- Too many healthcare organizations are still not making cybersecurity a top priority, making them a prime target for cyber and ransomware attacks, a new Black Book Market Research survey stated.
- Eight in 10 organizations lack a C-suite leader to manage cybersecurity enterprise-wide, and just 11% plan to get a cybersecurity chief in 2018. Only 15% of respondents reported said they currently have a chief information security officer.
- By contrast, 31% of payers claim to have a top-level cybersecurity manager and 44% plan to hire one in the year ahead.
Providers have also been slow to adopt cybersecurity best practices, the survey shows, with more than half (54%) of respondents conceding they don’t routinely conduct risk assessments.
Despite a growing number of cyberattacks on hospitals and health systems, 92% of healthcare leaders said cybersecurity and the threat of a breach is not a major focus with their board of directors. And just a fraction said funds are being budgeted for cybersecurity in 2018.
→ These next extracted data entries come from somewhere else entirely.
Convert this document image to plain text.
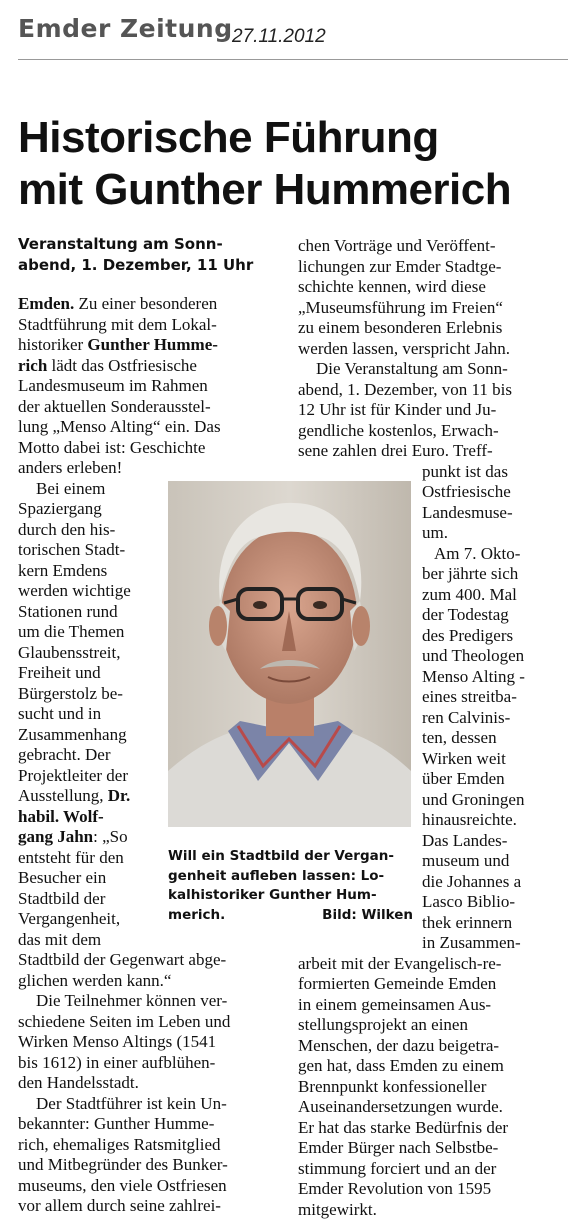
Emder Zeitung 27.11.2012
Historische Führung
mit Gunther Hummerich

Veranstaltung am Sonn-

abend, 1. Dezember, 11 Uhr

Emden. Zu einer besonderen

Stadtführung mit dem Lokal-

historiker Gunther Humme-

rich lädt das Ostfriesische

Landesmuseum im Rahmen

der aktuellen Sonderausstel-

lung „Menso Alting“ ein. Das

Motto dabei ist: Geschichte

anders erleben!

Bei einem

Spaziergang

durch den his-

torischen Stadt-

kern Emdens

werden wichtige

Stationen rund

um die Themen

Glaubensstreit,

Freiheit und

Bürgerstolz be-

sucht und in

Zusammenhang

gebracht. Der

Projektleiter der

Ausstellung, Dr.

habil. Wolf-

gang Jahn: „So

entsteht für den

Besucher ein

Stadtbild der

Vergangenheit,

das mit dem

Stadtbild der Gegenwart abge-

glichen werden kann.“

Die Teilnehmer können ver-

schiedene Seiten im Leben und

Wirken Menso Altings (1541

bis 1612) in einer aufblühen-

den Handelsstadt.

Der Stadtführer ist kein Un-

bekannter: Gunther Humme-

rich, ehemaliges Ratsmitglied

und Mitbegründer des Bunker-

museums, den viele Ostfriesen

vor allem durch seine zahlrei-

chen Vorträge und Veröffent-

lichungen zur Emder Stadtge-

schichte kennen, wird diese

„Museumsführung im Freien“

zu einem besonderen Erlebnis

werden lassen, verspricht Jahn.

Die Veranstaltung am Sonn-

abend, 1. Dezember, von 11 bis

12 Uhr ist für Kinder und Ju-

gendliche kostenlos, Erwach-

sene zahlen drei Euro. Treff-

punkt ist das

Ostfriesische

Landesmuse-

um.

Am 7. Okto-

ber jährte sich

zum 400. Mal

der Todestag

des Predigers

und Theologen

Menso Alting -

eines streitba-

ren Calvinis-

ten, dessen

Wirken weit

über Emden

und Groningen

hinausreichte.

Das Landes-

museum und

die Johannes a

Lasco Biblio-

thek erinnern

in Zusammen-

arbeit mit der Evangelisch-re-

formierten Gemeinde Emden

in einem gemeinsamen Aus-

stellungsprojekt an einen

Menschen, der dazu beigetra-

gen hat, dass Emden zu einem

Brennpunkt konfessioneller

Auseinandersetzungen wurde.

Er hat das starke Bedürfnis der

Emder Bürger nach Selbstbe-

stimmung forciert und an der

Emder Revolution von 1595

mitgewirkt.

Will ein Stadtbild der Vergan-
genheit aufleben lassen: Lo-
kalhistoriker Gunther Hum-
merich.	Bild: Wilken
“Cybersecurity has to be a top-down strategic initiative as it’s far too difficult for IT security teams to achieve their goals without the board leading the charge,” Doug Brown, managing partner of Black Book, said in a release.
This past year saw a number of disruptive cyberattacks on healthcare organizations. The massive WannaCry virus shut down many hospitals in the U.K. and affected businesses in 104 countries worldwide. Another virus, dubbed Defray, specifically targeted healthcare concerns, spreading in a Microsoft word attachment in emails, while an offshoot of WannaCry hit First Health of the Carolinas.
According to research by Accenture and the American Medical Association, released this month, four out of five physicians in the U.S. have experienced a cyberattack. The most frequent form of attack was phishing, experienced by 55% of doctors. Nearly half (48%) said their computers had been hit by a virus.
While Black Book’s study indicates a lack of understanding about the seriousness of cybersecurity threats, a HIMSS survey earlier this year suggests hospitals are beefing up their cybersecurity efforts. In that survey, 71% of healthcare organizations said they budget for cybersecurity and 60% of those said they allotted 3% or more of the overall budget for breach prevention and related activities.